Color scales: gradient-like interpolation across multiple color stops

[LeaVerou]

Currently we have Color.range() and friends which only interpolates between 2 colors. I just had to write this for a color component I’m writing (<color-slider>), and it was no fun:

colorAt (p) {
	let bands = this.scales?.length;

	if (bands <= 0) {
		return null;
	}

	// FIXME the values outside of [0, 1] should be scaled
	if (p >= 1) {
		return this.scales.at(-1)(p);
	}
	else if (p <= 0) {
		return this.scales[0](p);
	}

	let band = 1 / bands;
	let scaleIndex = Math.max(0, Math.min(Math.floor(p / band), bands - 1));
	let scale = this.scales[scaleIndex];
	let color = scale((p % band) * bands);

	return color;
}

And this is just equally spaced color stops. I dread to think about implementing the general case.
Which is why I think Color.js should provide it 😁

I’m thinking of something like:

/**
  @param {Array<Color | {color: Color, at: number}>} stops
  @param {RangeOptions} [options]
 */
function colorScale(colors: Array<Color>, options): function;

Thoughts?

[facelessuser]

I think gradients across multiple color stops is a good idea. I know I implemented this behavior in ColorAide, so I definitely think it is useful.

[facelessuser]

Do you plan on supporting adjusting stop position? It may be something to consider up front if this is desired for the future.

[svgeesus]

As soon as we move from linear two-stop interpolation we need to consider how we want to handle smooth curves and curve continuity (regardless of whether we also need to support piecewise linear with bolted-on fix-ups like midpoint position, ease-in ease-out, and the like which are crude approximations to true, easily-animatable multi-point curves).
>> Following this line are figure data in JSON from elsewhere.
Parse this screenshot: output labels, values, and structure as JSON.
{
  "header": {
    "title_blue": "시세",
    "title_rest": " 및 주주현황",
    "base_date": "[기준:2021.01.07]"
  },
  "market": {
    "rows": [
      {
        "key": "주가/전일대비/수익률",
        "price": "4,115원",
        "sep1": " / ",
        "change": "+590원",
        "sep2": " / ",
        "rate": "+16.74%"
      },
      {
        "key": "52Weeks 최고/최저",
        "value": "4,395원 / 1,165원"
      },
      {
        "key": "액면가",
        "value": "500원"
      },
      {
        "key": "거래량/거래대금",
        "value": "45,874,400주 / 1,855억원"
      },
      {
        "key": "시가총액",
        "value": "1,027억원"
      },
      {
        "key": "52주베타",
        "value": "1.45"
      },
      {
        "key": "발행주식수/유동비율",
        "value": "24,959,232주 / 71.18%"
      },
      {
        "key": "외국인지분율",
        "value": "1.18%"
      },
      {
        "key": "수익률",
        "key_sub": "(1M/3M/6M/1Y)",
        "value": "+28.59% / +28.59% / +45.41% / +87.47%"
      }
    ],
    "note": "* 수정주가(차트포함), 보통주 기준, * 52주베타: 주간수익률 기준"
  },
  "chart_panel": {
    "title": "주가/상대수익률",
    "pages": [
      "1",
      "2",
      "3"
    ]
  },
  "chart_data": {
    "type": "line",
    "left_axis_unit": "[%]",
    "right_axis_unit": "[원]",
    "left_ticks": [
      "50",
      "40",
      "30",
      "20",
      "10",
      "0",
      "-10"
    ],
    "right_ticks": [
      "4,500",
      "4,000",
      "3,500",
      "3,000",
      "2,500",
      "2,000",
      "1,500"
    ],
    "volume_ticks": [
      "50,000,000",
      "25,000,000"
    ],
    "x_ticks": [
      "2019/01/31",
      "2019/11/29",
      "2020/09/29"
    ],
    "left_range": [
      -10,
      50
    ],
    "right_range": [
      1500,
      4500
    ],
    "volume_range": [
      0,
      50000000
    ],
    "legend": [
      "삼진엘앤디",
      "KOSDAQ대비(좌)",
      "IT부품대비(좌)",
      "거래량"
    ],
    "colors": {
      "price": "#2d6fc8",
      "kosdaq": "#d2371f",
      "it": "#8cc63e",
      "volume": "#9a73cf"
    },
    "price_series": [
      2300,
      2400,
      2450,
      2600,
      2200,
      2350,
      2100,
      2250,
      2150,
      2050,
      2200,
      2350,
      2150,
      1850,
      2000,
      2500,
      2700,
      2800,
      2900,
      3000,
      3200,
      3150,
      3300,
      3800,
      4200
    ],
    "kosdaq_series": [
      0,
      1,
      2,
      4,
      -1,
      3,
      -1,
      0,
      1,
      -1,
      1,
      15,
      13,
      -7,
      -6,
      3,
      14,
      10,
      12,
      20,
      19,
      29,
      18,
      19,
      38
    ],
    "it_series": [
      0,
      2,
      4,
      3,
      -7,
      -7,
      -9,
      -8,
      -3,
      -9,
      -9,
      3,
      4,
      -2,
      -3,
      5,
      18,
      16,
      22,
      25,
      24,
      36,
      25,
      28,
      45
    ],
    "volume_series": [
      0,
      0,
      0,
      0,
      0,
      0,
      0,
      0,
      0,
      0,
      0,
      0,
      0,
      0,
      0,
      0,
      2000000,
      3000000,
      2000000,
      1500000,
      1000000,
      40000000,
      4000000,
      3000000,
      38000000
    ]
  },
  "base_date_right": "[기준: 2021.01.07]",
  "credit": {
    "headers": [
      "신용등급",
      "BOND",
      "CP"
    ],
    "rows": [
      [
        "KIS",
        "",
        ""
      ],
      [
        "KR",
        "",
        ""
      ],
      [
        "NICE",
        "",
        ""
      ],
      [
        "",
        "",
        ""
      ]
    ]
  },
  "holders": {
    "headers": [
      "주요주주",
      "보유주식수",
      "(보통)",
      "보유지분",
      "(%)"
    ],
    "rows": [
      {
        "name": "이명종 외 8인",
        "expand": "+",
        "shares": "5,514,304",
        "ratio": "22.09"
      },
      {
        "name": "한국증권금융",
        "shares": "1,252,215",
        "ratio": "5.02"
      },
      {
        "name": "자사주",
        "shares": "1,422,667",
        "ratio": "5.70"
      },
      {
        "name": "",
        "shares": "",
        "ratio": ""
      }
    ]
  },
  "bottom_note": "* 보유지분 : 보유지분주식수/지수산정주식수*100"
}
Ideally, multi-point smooth curves that can be

• constrained to lie within an arbitrary polyhedron,
• avoid excessive overshoot

[facelessuser]

As soon as we move from linear two-stop interpolation we need to consider how we want to handle smooth curves and curve continuity (regardless of whether we also need to support piecewise linear with bolted-on fix-ups like midpoint position, ease-in ease-out, and the like which are crude approximations to true, easily-animatable multi-point curves).

Ideally, multi-point smooth curves that can be

constrained to lie within an arbitrary polyhedron,
avoid excessive overshoot

I'll let others define the API to introduce such functionality and I'll speak generally to multi-point smooth curves.

Generally, I like the approach that Culori employed using cubic splines: https://culorijs.org/api/#interpolatorSplineBasis. The one thing I think Culori did not address is what to do with undefined channels when applying these approaches. I will speak to how I decided to handle such things.

Using splines requires us to broaden the definition of what a piece is. While you must handle 2 color and 3 color cases, splines need a bit more context and ideally should take into account 4 colors if available. This will help shape the curve smoothly through the colors.

Personally, I found undefined handling for the current linear interpolation insufficient considering the requirements of 4 colors (if available) for splines. In order to settle on what I found to be a reasonable solution, I needed to adjust undefined channel handling. To do this, undefined channels, for anything other than piecewise linear, are evaluated throughout the entire chain of colors, essentially filling in any gaps and holes before interpolation takes place. This is currently done by using simple linear interpolation to create points between the defined channels. Such gaps are considered and filled before easing functions are applied.

Undefined channels not between two defined channels simply take on the value of the defined channel on either its left or right.

Using this logic as a basis, splines were implemented on top of that. Overshoot is dependant upon the spline approach chosen. I'm not sure any approach perfectly eliminates overshoot, but monotone at least will keep it within the bounds of the data.

Extrapolation beyond the endpoints is handled in a linear fashion, at least in my implementation.

Stops and easing functions are generally handled as they were previously in normal linear, piecewise interpolation. Stops are applied to the current color stops, and easing functions adjust the progress between the two colors currently under evaluation, even if that evaluation is looking past those two colors to shape the curve in the spline.

Hopefully, some of this is helpful for considering what direction Color.js should take.